4. perovskite solar cell according to claim 1, it is characterised in that：The preparation of calcium titanium ore bed is using a kind of New perovskite material 3MAI：PbAc₂·xH₂It is prepared by O, wherein 0≤x≤3, based on containing different crystallization water lead acetates （PbAc₂·xH₂O）With methylamine iodine (MAI) with mol ratio 1:3 are dissolved in N,N-dimethylformamide（DMF）It is configured to mass fraction 30%-50% perovskite precursor solutions, at low temperature（<100ºC）, it is molten by the rapidly pre-warming to substrate and perovskite precursor The heating of liquid is heat auxiliary spin coating technique（HASP）Calcium titanium ore bed is prepared, wherein substrate preheats 5min, body before perovskite in 90 C Liquid solution preheats 5-10min in 60-80 C.

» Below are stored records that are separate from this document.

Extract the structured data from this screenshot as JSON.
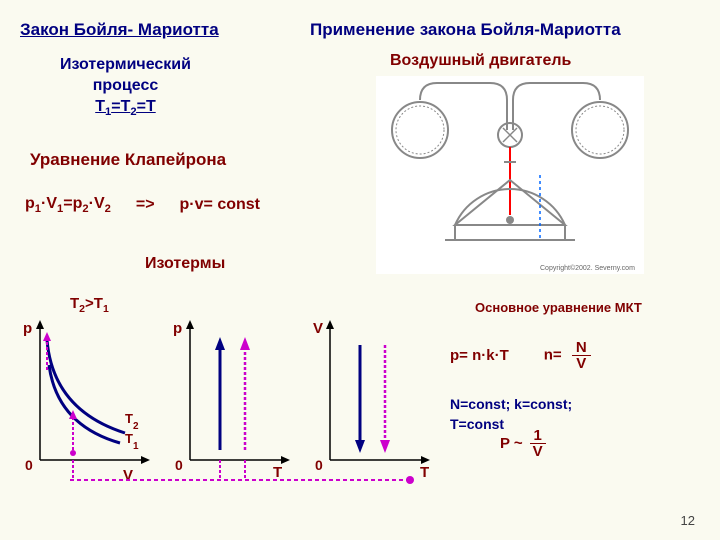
{
  "titles": {
    "law_left": "Закон Бойля- Мариотта",
    "app_right": "Применение закона Бойля-Мариотта",
    "isothermal1": "Изотермический",
    "isothermal2": "процесс",
    "isothermal3_html": "T<sub>1</sub>=T<sub>2</sub>=T",
    "air_engine": "Воздушный двигатель",
    "clapeyron": "Уравнение Клапейрона",
    "isotherms": "Изотермы",
    "t_ineq_html": "T<sub>2</sub>&gt;T<sub>1</sub>"
  },
  "equation": {
    "eq_html": "p<sub>1</sub>·V<sub>1</sub>=p<sub>2</sub>·V<sub>2</sub>",
    "arrow": "=>",
    "const": "p·v= const"
  },
  "graphs": {
    "axis_color": "#000000",
    "curve_color": "#000080",
    "arrow_magenta": "#cc00cc",
    "t1_label_html": "T<sub>1</sub>",
    "t2_label_html": "T<sub>2</sub>",
    "p_label": "p",
    "v_label": "V",
    "t_label": "T",
    "zero": "0"
  },
  "mkt": {
    "title": "Основное уравнение МКТ",
    "eq1_left": "p= n·k·T",
    "eq1_right_n": "n=",
    "eq1_frac_num": "N",
    "eq1_frac_den": "V",
    "eq2_line1": "N=const; k=const;",
    "eq2_line2": "T=const",
    "eq3_left": "P ~",
    "eq3_num": "1",
    "eq3_den": "V"
  },
  "engine": {
    "stroke": "#888888",
    "red": "#ff0000",
    "blue": "#0066ff"
  },
  "copyright": "Copyright©2002. Severny.com",
  "page_num": "12",
  "colors": {
    "red_text": "#800000",
    "blue_text": "#000080",
    "bg": "#fafaf0"
  }
}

5. the preparation method of the perovskite solar cell described in claim 1-4 any claim, it is characterised in that：Bag Include following steps：

(1) transparency electrode conductive layer is etched：One is etched on the transparent electrodes using the infrared laser that wavelength is 1000 nanometers Insulating tape so that the positive pole zone and negative regions being mutually not turned on is formed on electrode base board；

(2) preparation of hole transmission layer：1）The preparation of NiOx precursors：Accurately prepare nickel oxalate（Ni（C₂O₄）₃·6H₂O）Second Alcoholic solution 0.4mol/L, adds afterwards magneton 70 C sealing stirring 12 hours standby；PEDOT:The preparation of PSS precursors： PEDOT:The PSS aqueous solution (PVP Al 4083) is by being directly commercially available.After precursor solution is prepared, will carve before The transparent conductive substrate lost places 15min in ultraviolet process instrumentation, after substrate cooling, by the precursor solution for preparing Cover on transparent electrode substrate by the way that the method for spin coating is complete, the 20min of 140 C annealing afterwards forms hole transmission layer （40-70nm）；

（3）Ionic Liquid Modified layer：Afterwards spin quality concentration is the ionic liquid of 0.01-0.05mg/ml on hole transmission layer Body, 130 C annealing 15min, finally gives Ionic Liquid Modified layer (thickness 5-10nm)；

(4) preparation of perovskite light-absorption layer：First by the three acetate hydrate lead bought（99.99% Aladdin）Through in glove box In 100 C heating remove within 12 hours water, anhydrous acetic acid lead is obtained, afterwards by anhydrous acetic acid lead and three acetate hydrate lead by necessarily comparing Example is prepared, and finally gives the crystallization water lead acetate PbAc of different proportion₂·xH₂O(0≤x≤3).By containing different crystallization water acetic acid Lead PbAc₂·xH₂O (0≤x≤3) is with methylamine iodine (MAI) with mol ratio 1:3 are dissolved in N,N-dimethylformamide（DMF）It is configured to Mass fraction 30%-50% perovskite solution, at low temperature（<100ºC）, by the rapidly pre-warming to substrate and perovskite precursor The heating of solution is that heat auxiliary spin coating technique (HASP) prepares calcium titanium ore bed, and wherein substrate preheats 5min, calcium titanium in 90-100 C Ore deposit precursor solution preheats 5-10min in 60-80 C.90 C annealing 10min, finally obtains high-quality calcium titanium after spin coating is complete Ore deposit light-absorption layer（Thickness 200-500nm）；

(5) preparation of electron transfer layer：Electron transfer layer is by PC₆₁BM（20mg/ml is dissolved in chlorobenzene）It is prepared by spin-coating method (thickness 30-60nm)；

(6) preparation on barrier layer：Barrier layer is mainly BCP (0.1-0.6mg/ml is dissolved in isopropanol) and is obtained by spin-coating method (thickness 5-10nm)；

(7) evaporation metal is to electrode：Metal electrode is mainly Au and Ag, in vacuum<10^-5Pass through thermal evaporation vacuum under the conditions of pa Evaporation is prepared (thickness 80-120nm).

6. the preparation method of perovskite solar cell according to claim 5, it is characterised in that：Step 2,3,4,5,6 In operation carry out on spin coating instrument.